Thursday, December 29, 2011

250,000 unique visitors - Happy New Year!

Happy New Year Everyone!
I'm happy to report that Visual6502.org has now had over a quarter of a million unique visitors!  The site has served just over 2 TB of die shot imagery and simulation data in its 15 months on the web.  We've been quiet lately, but behind the scenes there's an ever-growing buzz of activity thanks to several new folks studying chips and contributing polygons.  Their work is trickling out on our wiki, various other websites (which we really need to summarize and link to.  Check the wiki!), and in some retro computing forums.  In the New Year, we have a few fun appearances in the media lined up, and we hope to tell you a bit more about our part in two very exciting collaborations.
We expect to have new decaps and die shots in a month or so (our lab wizard is focused on his first kid, born just after Thanksgiving!), and we'll be gradually working our way through the inventory of over 200 chips sent in by donors.  Thank you donors!  We've decapped over 100 of these so far, though the die shots and de-layering (a very delicate process) will take quite a while longer to complete.
It's looking to be a great year!

Sunday, August 7, 2011

Shots of a famous speech synthesis chip.  See the die shot page for links to a programming guide and chip data sheets


Zilog CMOS Z80 - Z84C00

CMOS version of the Zilog Z80.  One of our few chips with more than a single layer of metal.

Thursday, July 28, 2011

Biggest: 80286, Smallest: UC3843P

Our largest die shot to date:  23253 x 22924 pixels, 848 MB, stitched from 455 separate 1600x1200 images.  The Intel 80286
 And our smallest chip, a Texas Instruments UC3843P
And finally, an AMD 2901 4-bit ALU

Monday, July 18, 2011

Texas Instruments TMS1000NLL Die Shots

June and July have been very busy for us, but not busy at the acid bench or microscope.  Now we're back in the lab and getting down to business, knocking a few chips off the top of the amazing pile of historic devices we've received from donors lately.  Here's a very early microcontroller from TI.

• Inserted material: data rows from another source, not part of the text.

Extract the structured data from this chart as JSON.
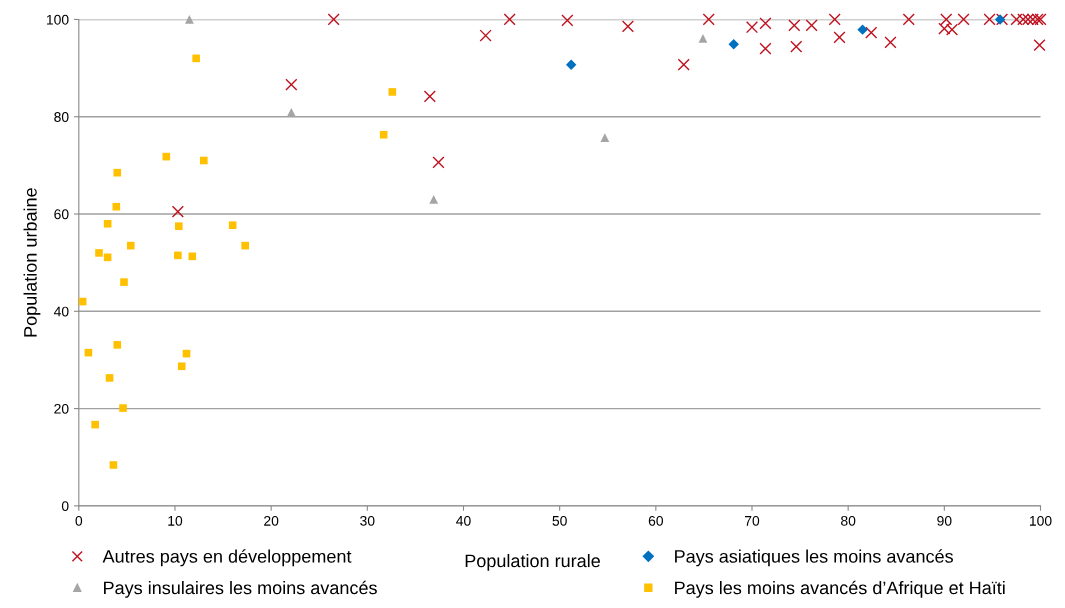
{
  "chart_data": {
    "type": "scatter",
    "xlabel": "Population rurale",
    "ylabel": "Population urbaine",
    "xlim": [
      0,
      100
    ],
    "ylim": [
      0,
      100
    ],
    "xticks": [
      0,
      10,
      20,
      30,
      40,
      50,
      60,
      70,
      80,
      90,
      100
    ],
    "yticks": [
      0,
      20,
      40,
      60,
      80,
      100
    ],
    "grid": "y",
    "legend": "bottom",
    "series": [
      {
        "name": "Autres pays en développement",
        "color": "#c0111f",
        "marker": "cross",
        "x": [
          10.3,
          22.1,
          26.5,
          36.5,
          37.4,
          42.3,
          44.8,
          50.8,
          57.1,
          62.9,
          65.5,
          70.0,
          71.4,
          71.4,
          74.4,
          74.6,
          76.2,
          78.6,
          79.1,
          82.4,
          84.4,
          86.3,
          90.2,
          90.0,
          90.8,
          92.0,
          94.7,
          96.0,
          97.5,
          98.2,
          98.7,
          99.2,
          99.7,
          100,
          99.9
        ],
        "values": [
          60.5,
          86.6,
          100,
          84.2,
          70.6,
          96.7,
          100,
          99.8,
          98.6,
          90.7,
          100,
          98.4,
          99.2,
          94.0,
          98.8,
          94.4,
          98.8,
          100,
          96.3,
          97.3,
          95.3,
          100,
          100,
          98.1,
          97.9,
          100,
          100,
          100,
          100,
          100,
          100,
          100,
          100,
          100,
          94.7
        ]
      },
      {
        "name": "Pays asiatiques les moins avancés",
        "color": "#0070c0",
        "marker": "diamond",
        "x": [
          51.2,
          68.1,
          81.5,
          95.8
        ],
        "values": [
          90.7,
          94.9,
          97.9,
          100
        ]
      },
      {
        "name": "Pays insulaires les moins avancés",
        "color": "#a5a5a5",
        "marker": "triangle",
        "x": [
          11.5,
          22.1,
          36.9,
          54.7,
          64.9
        ],
        "values": [
          100,
          80.9,
          63.0,
          75.7,
          96.1
        ]
      },
      {
        "name": "Pays les moins avancés d’Afrique et Haïti",
        "color": "#ffc000",
        "marker": "square",
        "x": [
          12.2,
          32.6,
          31.7,
          9.1,
          13.0,
          4.0,
          3.9,
          3.0,
          10.4,
          16.0,
          5.4,
          17.3,
          2.1,
          3.0,
          10.3,
          11.8,
          4.7,
          0.4,
          1.0,
          4.0,
          11.2,
          10.7,
          3.2,
          4.6,
          1.7,
          3.6
        ],
        "values": [
          92.0,
          85.1,
          76.3,
          71.8,
          71.0,
          68.5,
          61.5,
          58.0,
          57.5,
          57.7,
          53.5,
          53.5,
          52.0,
          51.1,
          51.5,
          51.3,
          46.0,
          42.0,
          31.5,
          33.1,
          31.3,
          28.7,
          26.3,
          20.1,
          16.7,
          8.4
        ]
      }
    ]
  }
}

Keep an eye on our Chip Status List.

Friday, May 27, 2011

General Instruments SP0256-012 Speech Chip

Thanks to Kevin Horton of Indiana, USA for donating this classic speech synthesis chip.

Sunday, April 17, 2011

6800 Visual Simulation

Thanks to Jorge Cwik who's joined our preservation and modeling effort, we've got a complete set of polygons for our Motorola 68A00P, made in 1986.  Jorge worked in a standard vector drawing app, Corel Draw, and has written scripts to help with the work.  He's provided data in SVG as well as extracted a netlist for the chip.  After converting to our visual sim format, many folks on the Visual6502 team helped debug the netlist and bring the chip up in simulation.  Our wiki entry for the chip links to the simulation and other 6800 material.  Enjoy!
http://visual6502.org/wiki/index.php?title=Motorola_6800


Even better - Jorge is eager to get started on other chips, and in fact, he started modeling a famous Atari chip before discovering our project.  Way to go, Jorge!

Tuesday, April 5, 2011

Motorola 6800 delayered

We've posted a step-by-step description about what we do to look at all of a chip's parts: Motorola_6800_die_shots.html
This features five high resolution die shots of a Motorola 6800 chip as we remove layers of material one by one. Each of the die shots is aligned, so by loading them into a paint program on different layers, you can flip between them to get an idea for what's what.

We have a similar breakdown for a custom Apple Lisa chip, a 341-0064A, which is actually a National Semiconductor COP421 customized for Apple. A gate-level model of this rare chip will be a great asset for computer history.

Thursday, February 3, 2011

But Wait... There's More!

We're very happy to have received several notable chips from donors and a bit of money to help process them. This has allowed us to tune and greatly improve the de-packaging chemistry and cleaning methods at a local lab, and we've just begun to post the results. The process and turnaround has become so good that we've now de-packaged 19 plastic-encased chips, most of these in just the last two weeks. This is in addition to about 10 ceramic sandwich or metal-capped chips that we've de-packaged with mechanical, not chemical, methods. Hopefully we'll find a bit of time to write about this on our site.
For now, allow us to present:
Our largest chip, the Motorola 68000
Our tiniest but most colorful chip, the Nintendo 3193A
The three voices of the Commodore 8580 SID
The loopy concentric transistors of the RCA 1802
And finally, for Valentine's Day, the lovely pink MOS 6522

Now, to start de-layering and vectorizing!